Tip 1 diyabete insuline bağımlı diyabet ismi de verilir. Genellikle ağız kuruluğu, çok su içme, sık idrara çıkma ve hızlı kilo kaybı gibi şikâyetler ile hastalık kendini belli eder. Şikayetlerin başlangıcı 1–2 aydan daha kısadır. Zamanında teşhis konulmazsa hastalık şeker koması ile “diyabetik ketoasidoz” ile kendini belli eder. Hastaların idrarında keton denen bir madde ilk teşhis sırasında bulunabilir.

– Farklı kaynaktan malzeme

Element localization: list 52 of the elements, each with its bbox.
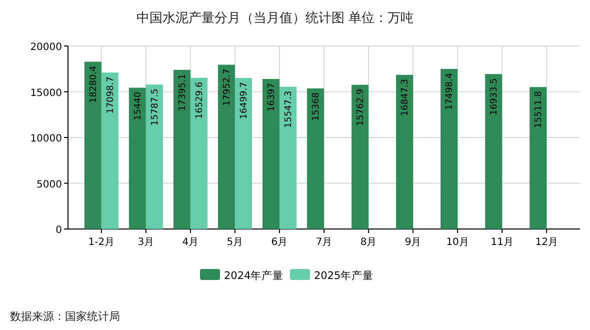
bar (530, 87, 547, 229)
bar (218, 64, 235, 229)
y-tick-label: 15000 (30, 88, 62, 99)
bar (128, 88, 146, 229)
x-tick-label: 10月 (446, 237, 469, 248)
data-label: 16499.7 (239, 82, 250, 120)
data-label: 17098.7 (106, 76, 116, 114)
x-tick-label: 11月 (490, 237, 514, 248)
data-label: 16933.5 (490, 78, 500, 116)
legend-label: 2025年产量 (314, 269, 374, 282)
source-note: 数据来源：国家统计局 (10, 310, 120, 323)
bar (352, 84, 369, 229)
bar (84, 62, 102, 229)
x-tick-label: 8月 (360, 237, 377, 248)
bar (262, 78, 280, 229)
bar (234, 78, 252, 229)
data-label: 16397 (266, 82, 277, 112)
x-tick-label: 5月 (226, 237, 244, 248)
data-label: 15511.8 (534, 90, 544, 128)
bar (101, 72, 118, 229)
bar (146, 84, 163, 229)
data-label: 15547.3 (284, 90, 294, 128)
data-label: 15787.5 (150, 88, 160, 126)
bar (190, 78, 208, 229)
x-tick-label: 3月 (138, 237, 154, 248)
data-label: 18280.4 (88, 65, 99, 103)
chart-title: 中国水泥产量分月（当月值）统计图 单位：万吨 (136, 11, 414, 26)
x-tick-label: 9月 (404, 237, 422, 248)
data-label: 17498.4 (445, 72, 456, 110)
bar (279, 86, 296, 229)
x-tick-label: 7月 (316, 237, 332, 248)
data-label: 16847.3 (400, 78, 411, 116)
y-tick-label: 5000 (36, 179, 62, 190)
y-tick-label: 20000 (30, 42, 62, 53)
data-label: 15762.9 (356, 88, 366, 126)
data-label: 15368 (312, 92, 322, 122)
data-label: 17395.1 (178, 74, 188, 112)
legend-label: 2024年产量 (224, 269, 284, 282)
data-label: 16529.6 (194, 81, 205, 119)
data-label: 15440 (133, 91, 144, 120)
bar (485, 74, 502, 229)
y-tick-label: 0 (56, 225, 62, 236)
x-tick-label: 6月 (271, 237, 288, 248)
bar (307, 88, 324, 229)
x-tick-label: 12月 (535, 237, 558, 248)
bar (396, 74, 414, 229)
data-label: 17952.7 (222, 68, 232, 106)
x-tick-label: 1-2月 (88, 237, 115, 248)
y-tick-label: 10000 (30, 134, 62, 144)
bar (173, 70, 190, 229)
bar (440, 68, 458, 229)
x-tick-label: 4月 (182, 237, 199, 248)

Tip 1 diyabetin otoimmun nedenli olan tiplerinde hastalığın erken döneminde pankreastaki beta hücrelerinin yıkımını gösteren adacık hücresine (ICA), insüline karşı (IAA) ve glutamik asid dekarboksilaza karşı antikorlar (GAD) kanda yüksek olarak bulunur.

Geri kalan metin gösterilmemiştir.